Contracts have already been signed with all the major contractors. The first stage of work, to be finished by the fourth quarter of 2011, will involve the construction and repair of airport technical buildings. The terminal and airside facilities/the airside should be ready by the second quarter of 2012, before the European Football Championship. The total cost of the project is approximately PLN 400 million (€100m), a fourth of which will come from the EU.

A dual-airport system

The construction of Modlin airport has been the subject of much controversy in the Polish aviation industry. Questions are raised over its role in relation to Warsaw Chopin Airport. However Michał Marzec – a PPL and Chopin Airport’s Director – is convinced that Modlin will complement Warsaw’s main airport.

“At least half of air traffic in Modlin will be new traffic, generated by the establishment of the new airport,” argues Marzec. In his opinion airport’s launching will provide an opportunity to widen the range of services available from the Warsaw area.

“I’m sure that Ryanair, which is not present in Warsaw at the moment, will fly from Modlin, where airport charges will be lower. This is what I call ‘market expand’,” explains Mr. Marzec.

Such ‘dual airport’ systems can be found in Stockholm, Milan, Frankfurt and Paris. It’s either justified in terms of business or operational requirements.

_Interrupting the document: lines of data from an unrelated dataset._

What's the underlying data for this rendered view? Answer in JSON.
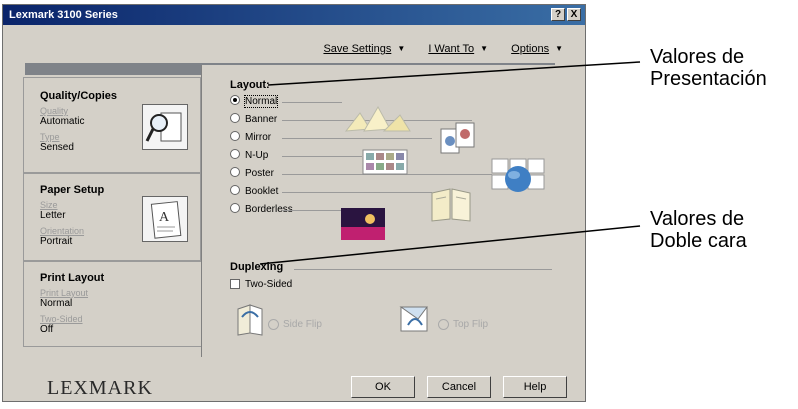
{
  "window": {
    "title": "Lexmark 3100 Series",
    "title_buttons": [
      "?",
      "X"
    ]
  },
  "menubar": [
    {
      "label": "Save Settings"
    },
    {
      "label": "I Want To"
    },
    {
      "label": "Options"
    }
  ],
  "tabs": [
    {
      "title": "Quality/Copies",
      "fields": [
        {
          "label": "Quality",
          "value": "Automatic"
        },
        {
          "label": "Type",
          "value": "Sensed"
        }
      ]
    },
    {
      "title": "Paper Setup",
      "fields": [
        {
          "label": "Size",
          "value": "Letter"
        },
        {
          "label": "Orientation",
          "value": "Portrait"
        }
      ]
    },
    {
      "title": "Print Layout",
      "fields": [
        {
          "label": "Print Layout",
          "value": "Normal"
        },
        {
          "label": "Two-Sided",
          "value": "Off"
        }
      ]
    }
  ],
  "layout": {
    "title": "Layout:",
    "options": [
      "Normal",
      "Banner",
      "Mirror",
      "N-Up",
      "Poster",
      "Booklet",
      "Borderless"
    ],
    "selected": "Normal"
  },
  "duplexing": {
    "title": "Duplexing",
    "two_sided_label": "Two-Sided",
    "two_sided_checked": false,
    "side_flip_label": "Side Flip",
    "top_flip_label": "Top Flip"
  },
  "buttons": {
    "ok": "OK",
    "cancel": "Cancel",
    "help": "Help"
  },
  "logo": "LEXMARK",
  "callouts": {
    "layout_line1": "Valores de",
    "layout_line2": "Presentación",
    "duplex_line1": "Valores de",
    "duplex_line2": "Doble cara"
  }
}
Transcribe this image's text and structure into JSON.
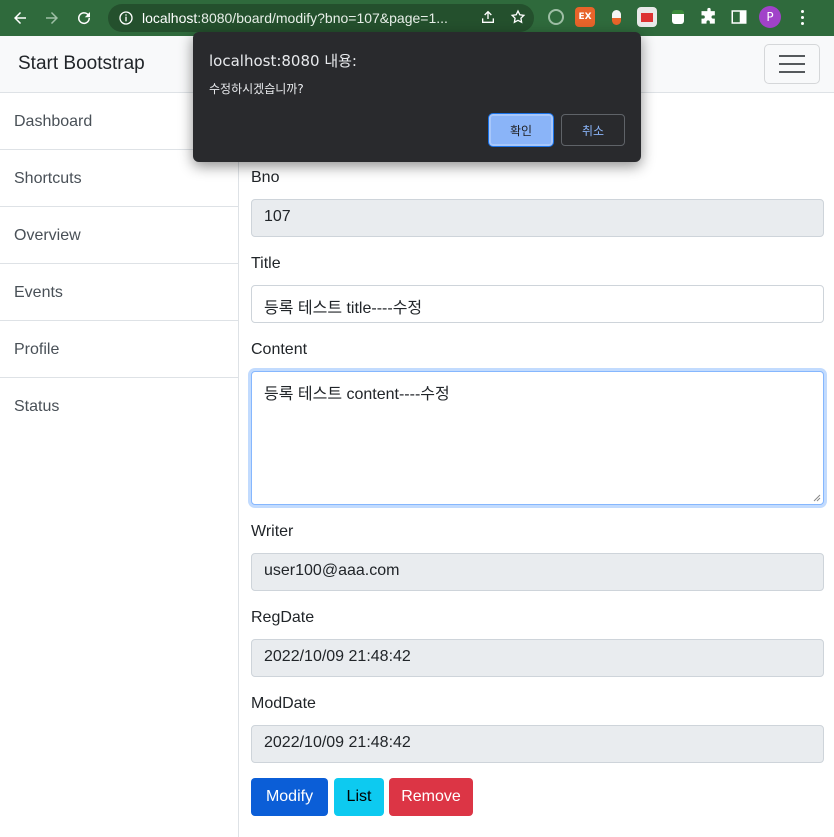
{
  "browser": {
    "url_host": "localhost",
    "url_rest": ":8080/board/modify?bno=107&page=1...",
    "avatar_letter": "P",
    "ext_label": "EX"
  },
  "navbar": {
    "brand": "Start Bootstrap"
  },
  "sidebar": {
    "items": [
      {
        "label": "Dashboard"
      },
      {
        "label": "Shortcuts"
      },
      {
        "label": "Overview"
      },
      {
        "label": "Events"
      },
      {
        "label": "Profile"
      },
      {
        "label": "Status"
      }
    ]
  },
  "form": {
    "bno": {
      "label": "Bno",
      "value": "107"
    },
    "title": {
      "label": "Title",
      "value": "등록 테스트 title----수정"
    },
    "content": {
      "label": "Content",
      "value": "등록 테스트 content----수정"
    },
    "writer": {
      "label": "Writer",
      "value": "user100@aaa.com"
    },
    "regdate": {
      "label": "RegDate",
      "value": "2022/10/09 21:48:42"
    },
    "moddate": {
      "label": "ModDate",
      "value": "2022/10/09 21:48:42"
    }
  },
  "buttons": {
    "modify": "Modify",
    "list": "List",
    "remove": "Remove"
  },
  "dialog": {
    "title": "localhost:8080 내용:",
    "message": "수정하시겠습니까?",
    "ok": "확인",
    "cancel": "취소"
  },
  "colors": {
    "chrome": "#2f6a3c",
    "primary": "#0d6efd",
    "info": "#0dcaf0",
    "danger": "#dc3545"
  }
}
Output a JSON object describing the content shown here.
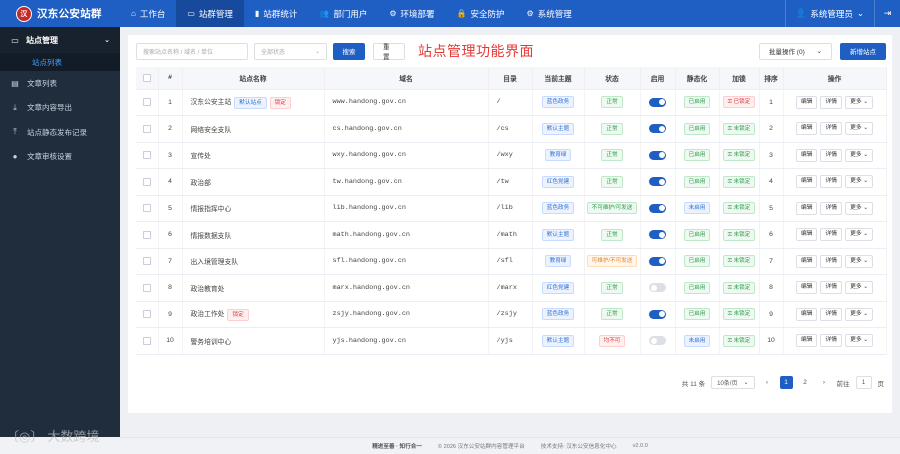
{
  "app": {
    "title": "汉东公安站群",
    "logo_char": "汉"
  },
  "nav": [
    {
      "label": "工作台",
      "icon": "home-icon",
      "glyph": "⌂"
    },
    {
      "label": "站群管理",
      "icon": "monitor-icon",
      "glyph": "▭",
      "active": true
    },
    {
      "label": "站群统计",
      "icon": "bar-chart-icon",
      "glyph": "▮"
    },
    {
      "label": "部门用户",
      "icon": "users-icon",
      "glyph": "👥"
    },
    {
      "label": "环境部署",
      "icon": "gear-icon",
      "glyph": "⚙"
    },
    {
      "label": "安全防护",
      "icon": "lock-icon",
      "glyph": "🔒"
    },
    {
      "label": "系统管理",
      "icon": "settings-icon",
      "glyph": "⚙"
    }
  ],
  "user": {
    "name": "系统管理员",
    "caret": "⌄"
  },
  "sidebar": {
    "group": {
      "label": "站点管理",
      "sub": "站点列表"
    },
    "items": [
      {
        "label": "文章列表",
        "icon": "document-icon",
        "glyph": "▤"
      },
      {
        "label": "文章内容导出",
        "icon": "download-icon",
        "glyph": "⤓"
      },
      {
        "label": "站点静态发布记录",
        "icon": "upload-icon",
        "glyph": "⤒"
      },
      {
        "label": "文章审核设置",
        "icon": "user-icon",
        "glyph": "●"
      }
    ]
  },
  "toolbar": {
    "search_placeholder": "搜索站点名称 / 域名 / 单位",
    "status_placeholder": "全部状态",
    "search_btn": "搜索",
    "reset_btn": "重置",
    "page_title": "站点管理功能界面",
    "batch_label": "批量操作 (0)",
    "new_btn": "新增站点"
  },
  "table": {
    "headers": [
      "#",
      "站点名称",
      "域名",
      "目录",
      "当前主题",
      "状态",
      "启用",
      "静态化",
      "加锁",
      "排序",
      "操作"
    ],
    "rows": [
      {
        "no": "1",
        "name": "汉东公安主站",
        "tags": [
          {
            "text": "默认站点",
            "c": "blue"
          },
          {
            "text": "锁定",
            "c": "red"
          }
        ],
        "domain": "www.handong.gov.cn",
        "dir": "/",
        "theme": "蓝色政务",
        "theme_c": "blue",
        "status": "正常",
        "status_c": "green",
        "enabled": true,
        "static": "已启用",
        "static_c": "green",
        "lock": "已锁定",
        "lock_c": "red",
        "sort": "1"
      },
      {
        "no": "2",
        "name": "网络安全支队",
        "tags": [],
        "domain": "cs.handong.gov.cn",
        "dir": "/cs",
        "theme": "默认主题",
        "theme_c": "blue",
        "status": "正常",
        "status_c": "green",
        "enabled": true,
        "static": "已启用",
        "static_c": "green",
        "lock": "未锁定",
        "lock_c": "green",
        "sort": "2"
      },
      {
        "no": "3",
        "name": "宣传处",
        "tags": [],
        "domain": "wxy.handong.gov.cn",
        "dir": "/wxy",
        "theme": "教育绿",
        "theme_c": "blue",
        "status": "正常",
        "status_c": "green",
        "enabled": true,
        "static": "已启用",
        "static_c": "green",
        "lock": "未锁定",
        "lock_c": "green",
        "sort": "3"
      },
      {
        "no": "4",
        "name": "政治部",
        "tags": [],
        "domain": "tw.handong.gov.cn",
        "dir": "/tw",
        "theme": "红色党建",
        "theme_c": "blue",
        "status": "正常",
        "status_c": "green",
        "enabled": true,
        "static": "已启用",
        "static_c": "green",
        "lock": "未锁定",
        "lock_c": "green",
        "sort": "4"
      },
      {
        "no": "5",
        "name": "情报指挥中心",
        "tags": [],
        "domain": "lib.handong.gov.cn",
        "dir": "/lib",
        "theme": "蓝色政务",
        "theme_c": "blue",
        "status": "不可维护/可发送",
        "status_c": "green",
        "enabled": true,
        "static": "未启用",
        "static_c": "blue",
        "lock": "未锁定",
        "lock_c": "green",
        "sort": "5"
      },
      {
        "no": "6",
        "name": "情报数据支队",
        "tags": [],
        "domain": "math.handong.gov.cn",
        "dir": "/math",
        "theme": "默认主题",
        "theme_c": "blue",
        "status": "正常",
        "status_c": "green",
        "enabled": true,
        "static": "已启用",
        "static_c": "green",
        "lock": "未锁定",
        "lock_c": "green",
        "sort": "6"
      },
      {
        "no": "7",
        "name": "出入境管理支队",
        "tags": [],
        "domain": "sfl.handong.gov.cn",
        "dir": "/sfl",
        "theme": "教育绿",
        "theme_c": "blue",
        "status": "可维护/不可发送",
        "status_c": "orange",
        "enabled": true,
        "static": "已启用",
        "static_c": "green",
        "lock": "未锁定",
        "lock_c": "green",
        "sort": "7"
      },
      {
        "no": "8",
        "name": "政治教育处",
        "tags": [],
        "domain": "marx.handong.gov.cn",
        "dir": "/marx",
        "theme": "红色党建",
        "theme_c": "blue",
        "status": "正常",
        "status_c": "green",
        "enabled": false,
        "static": "已启用",
        "static_c": "green",
        "lock": "未锁定",
        "lock_c": "green",
        "sort": "8"
      },
      {
        "no": "9",
        "name": "政治工作处",
        "tags": [
          {
            "text": "锁定",
            "c": "red"
          }
        ],
        "domain": "zsjy.handong.gov.cn",
        "dir": "/zsjy",
        "theme": "蓝色政务",
        "theme_c": "blue",
        "status": "正常",
        "status_c": "green",
        "enabled": true,
        "static": "已启用",
        "static_c": "green",
        "lock": "未锁定",
        "lock_c": "green",
        "sort": "9"
      },
      {
        "no": "10",
        "name": "警务培训中心",
        "tags": [],
        "domain": "yjs.handong.gov.cn",
        "dir": "/yjs",
        "theme": "默认主题",
        "theme_c": "blue",
        "status": "均不可",
        "status_c": "red",
        "enabled": false,
        "static": "未启用",
        "static_c": "blue",
        "lock": "未锁定",
        "lock_c": "green",
        "sort": "10"
      }
    ],
    "ops": {
      "edit": "编辑",
      "detail": "详情",
      "more": "更多"
    }
  },
  "pagination": {
    "total": "共 11 条",
    "page_size": "10条/页",
    "pages": [
      "1",
      "2"
    ],
    "current": "1",
    "goto": "前往",
    "goto_value": "1",
    "unit": "页"
  },
  "footer": {
    "slogan": "精进至善 · 知行合一",
    "copyright": "© 2026 汉东公安站群内容管理平台",
    "support": "技术支持: 汉东公安信息化中心",
    "version": "v2.0.0"
  },
  "watermark": "大数跨境",
  "colors": {
    "primary": "#1f5fc4",
    "sidebar": "#1f2d3d",
    "accent_red": "#e53935"
  }
}
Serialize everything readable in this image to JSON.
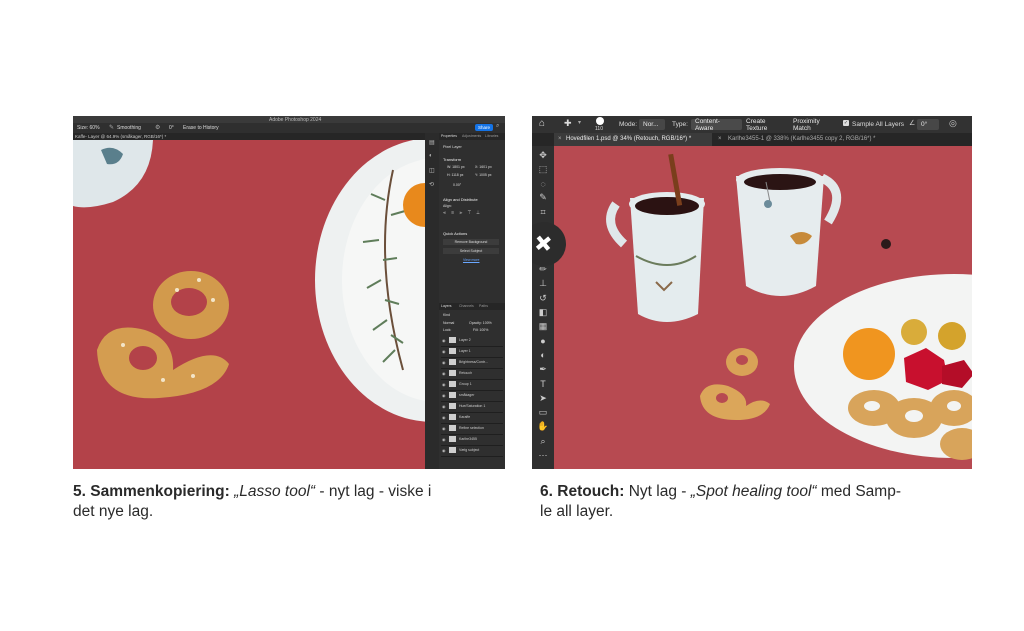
{
  "left_screenshot": {
    "app_title": "Adobe Photoshop 2024",
    "options": {
      "size": "Size: 60%",
      "mode": "Smoothing",
      "angle": "0°",
      "sample_label": "Erase to History",
      "share": "Share"
    },
    "doc_tab": "Kaffe- Layer @ 64.9% (småkager, RGB/16*) *",
    "properties_panel": {
      "tabs": [
        "Properties",
        "Adjustments",
        "Libraries"
      ],
      "pixel_layer": "Pixel Layer",
      "transform_title": "Transform",
      "w": "W: 1801 px",
      "x": "X: 1601 px",
      "h": "H: 1118 px",
      "y": "Y: 1005 px",
      "angle": "0.00°",
      "align_title": "Align and Distribute",
      "align_label": "Align:",
      "quick_title": "Quick Actions",
      "qa_buttons": [
        "Remove Background",
        "Select Subject"
      ],
      "view_more": "View more"
    },
    "layers_panel": {
      "tabs": [
        "Layers",
        "Channels",
        "Paths"
      ],
      "kind": "Kind",
      "blend": "Normal",
      "opacity": "Opacity: 100%",
      "lock": "Lock:",
      "fill": "Fill: 100%",
      "layers": [
        "Layer 2",
        "Layer 1",
        "Brightness/Contr...",
        "Retouch",
        "Group 1",
        "småkager",
        "Hue/Saturation 1",
        "Karaffe",
        "Refine selection",
        "Karlhe3455",
        "Vælg subject"
      ]
    }
  },
  "right_screenshot": {
    "options": {
      "brush_size": "110",
      "mode_label": "Mode:",
      "mode_value": "Nor...",
      "type_label": "Type:",
      "type_buttons": [
        "Content-Aware",
        "Create Texture",
        "Proximity Match"
      ],
      "sample_all": "Sample All Layers",
      "angle": "0°"
    },
    "tabs": [
      {
        "label": "Hovedfilen 1.psd @ 34% (Retouch, RGB/16*) *",
        "active": true
      },
      {
        "label": "Karlhe3455-1 @ 338% (Karlhe3455 copy 2, RGB/16*) *",
        "active": false
      }
    ],
    "tools": [
      "move-icon",
      "marquee-icon",
      "lasso-icon",
      "quick-select-icon",
      "crop-icon",
      "frame-icon",
      "eyedropper-icon",
      "healing-icon",
      "brush-icon",
      "stamp-icon",
      "history-brush-icon",
      "eraser-icon",
      "gradient-icon",
      "blur-icon",
      "dodge-icon",
      "pen-icon",
      "type-icon",
      "path-select-icon",
      "rectangle-icon",
      "hand-icon",
      "zoom-icon",
      "more-icon"
    ]
  },
  "captions": {
    "left": {
      "number": "5.",
      "title": "Sammenkopiering:",
      "italic": "„Lasso tool“",
      "rest_line1": " - nyt lag - viske i",
      "line2": "det nye lag."
    },
    "right": {
      "number": "6.",
      "title": "Retouch:",
      "prefix": " Nyt lag - ",
      "italic": "„Spot healing tool“",
      "rest_line1": " med Samp-",
      "line2": "le all layer."
    }
  },
  "colors": {
    "tablecloth_left": "#b34249",
    "tablecloth_right": "#b74a51",
    "ps_panel": "#2f2f2f",
    "ps_accent": "#1473e6"
  }
}
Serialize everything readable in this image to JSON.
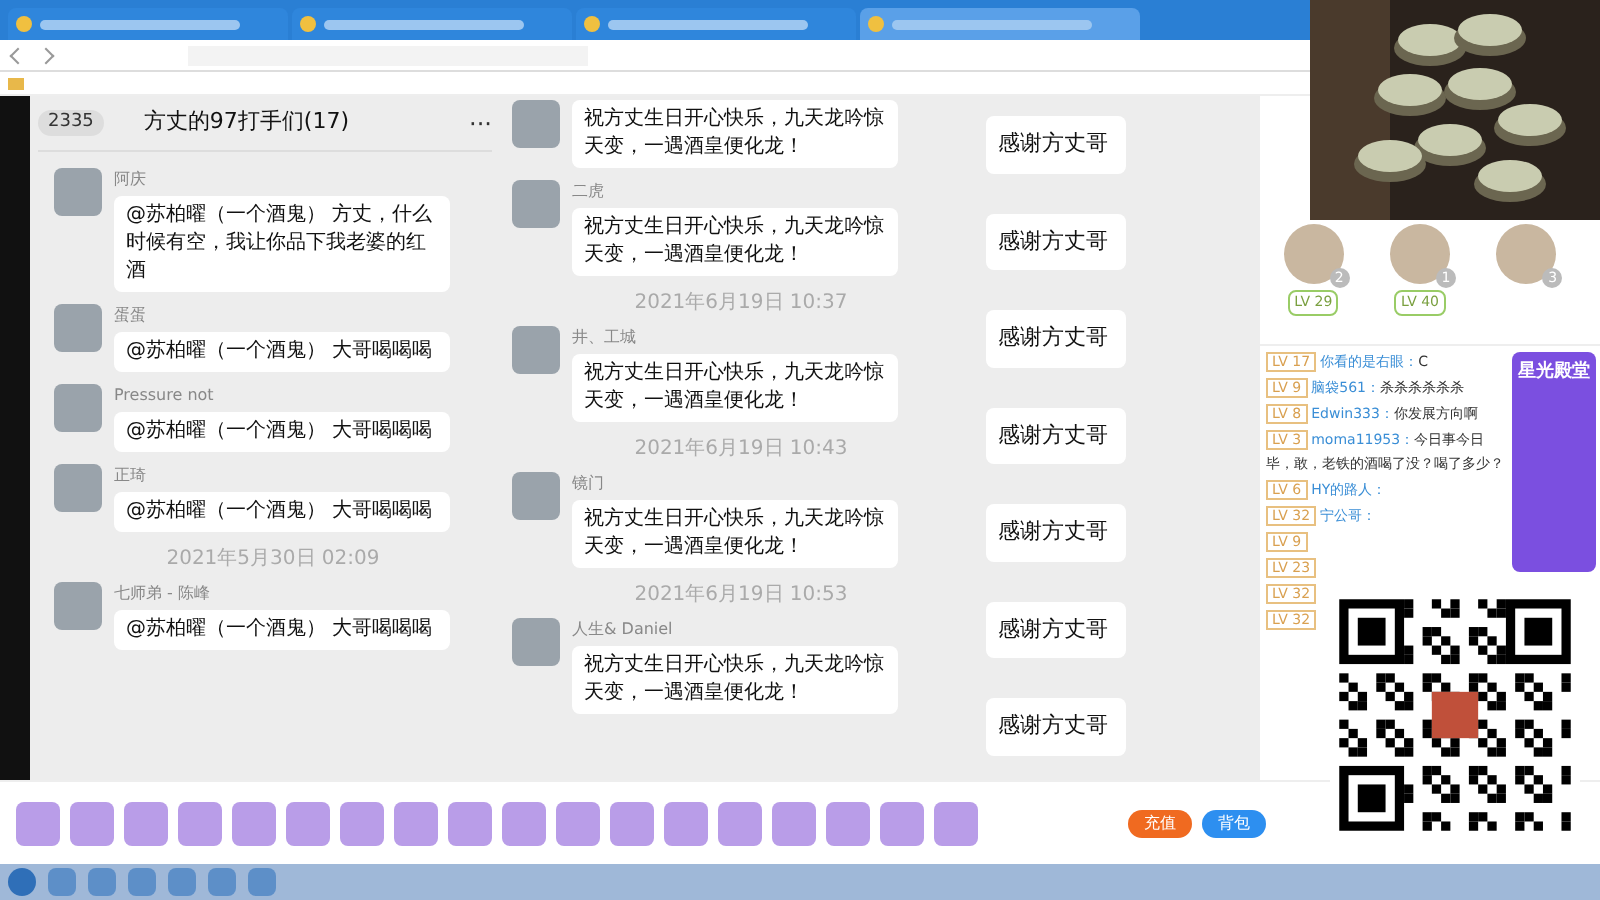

“A nearby airport will be able to receive planes redirected from Chopin Airport due to technical problems or weather conditions, but also aircraft which cannot land in Warsaw because of noise limitations during the night curfew,” suggests Mr. Marzec. “All those things considered, one can safely say that the airport in Modlin will serve as Warsaw’s second wing, allowing many residents of our city and region to take up air travel.”

About the Author

Przemyslaw Przybylski has been the spokesman for Warsaw Chopin Airport since September 2010. He has been a journalist for 10 years, writing newspaper articles on aviation-related topics. He has also contributed to a number of internet websites devoted to aviation.